Detection of GRIN2A/NMDAR2A by Western Blot. Western blot of rat hippocampal lysate showing specific immunolabeling of the approximately 180 kDa NR2A subunit of the NMDA Receptor.
Preparation and Storage
The product is shipped at ambient temperature. Upon receipt, store it immediately at the temperature recommended below.
Stability & Storage
For long-term storage, ≤ -20° C is recommended. Product is stable at ≤ -20° C for at least 1 year.

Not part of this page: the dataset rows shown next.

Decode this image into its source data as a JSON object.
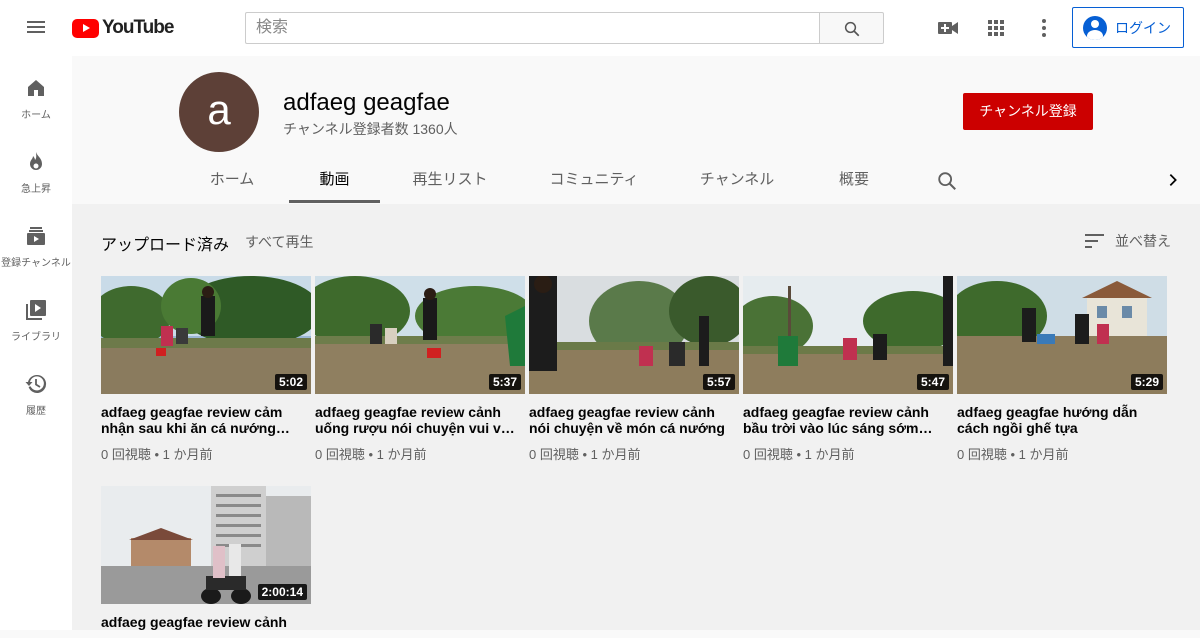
{
  "header": {
    "logo_text": "YouTube",
    "search_placeholder": "検索",
    "login_label": "ログイン"
  },
  "sidebar": {
    "items": [
      {
        "label": "ホーム",
        "icon": "home-icon"
      },
      {
        "label": "急上昇",
        "icon": "flame-icon"
      },
      {
        "label": "登録チャンネル",
        "icon": "subscriptions-icon"
      },
      {
        "label": "ライブラリ",
        "icon": "library-icon"
      },
      {
        "label": "履歴",
        "icon": "history-icon"
      }
    ]
  },
  "channel": {
    "avatar_letter": "a",
    "name": "adfaeg geagfae",
    "subscribers": "チャンネル登録者数 1360人",
    "subscribe_label": "チャンネル登録"
  },
  "tabs": [
    {
      "label": "ホーム",
      "active": false
    },
    {
      "label": "動画",
      "active": true
    },
    {
      "label": "再生リスト",
      "active": false
    },
    {
      "label": "コミュニティ",
      "active": false
    },
    {
      "label": "チャンネル",
      "active": false
    },
    {
      "label": "概要",
      "active": false
    }
  ],
  "shelf": {
    "title": "アップロード済み",
    "play_all": "すべて再生",
    "sort_label": "並べ替え"
  },
  "videos": [
    {
      "title": "adfaeg geagfae review cảm nhận sau khi ăn cá nướng…",
      "meta": "0 回視聴 • 1 か月前",
      "duration": "5:02"
    },
    {
      "title": "adfaeg geagfae review cảnh uống rượu nói chuyện vui v…",
      "meta": "0 回視聴 • 1 か月前",
      "duration": "5:37"
    },
    {
      "title": "adfaeg geagfae review cảnh nói chuyện về món cá nướng",
      "meta": "0 回視聴 • 1 か月前",
      "duration": "5:57"
    },
    {
      "title": "adfaeg geagfae review cảnh bầu trời vào lúc sáng sớm…",
      "meta": "0 回視聴 • 1 か月前",
      "duration": "5:47"
    },
    {
      "title": "adfaeg geagfae hướng dẫn cách ngồi ghế tựa",
      "meta": "0 回視聴 • 1 か月前",
      "duration": "5:29"
    },
    {
      "title": "adfaeg geagfae review cảnh",
      "meta": "",
      "duration": "2:00:14"
    }
  ],
  "colors": {
    "brand_red": "#ff0000",
    "subscribe_red": "#cc0000",
    "link_blue": "#065fd4",
    "avatar_brown": "#5d4037"
  }
}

NMDA (N-Methyl D-Aspartate) receptors are members of the glutamate receptor family of ligand-gated ion channels. The functional NMDA receptor (NMDAR) is a 650-850 kDa heteromultimer of at least two NR2 (NMDAR2) subunits and two NR1 subunits. NR2 subunits determine overall NMDAR characteristics such as conductance and Mg++ sensitivity. In addition, NR2 subunits mediate NMDAR clustering and synaptic localization through cytoplasmic interaction with PSD-95/SAP90 family members. Upon glutamate binding to NR2, and glycine binding to NR1, the NMDA channel is opened, allowing calcium and sodium influx into the cell. There are four genes that code for NR2 subunits (NR2A-D). The two (or three) NR2 subunits making up the NMDAR may be homodimers or heterodimers. The 2A form generates the highest conductance NMDAR. Rat NR2A is a 180 kDa, 1464 amino acid (aa), three transmembrane (TM) glycoprotein that contains a 533 aa extracellular domain (ECD) and a 627 aa cytoplasmic region. The molecule is described as 4-TM. However, the second-TM segment is only partial (or reenterant), and this makes the C-terminus intracellular. The loop connecting TM segments 3 and 4, plus the N-terminal ECD constitute the glutamate binding site. Rat NR2 is 99% and 95% aa identical to mouse and human NR2, respectively.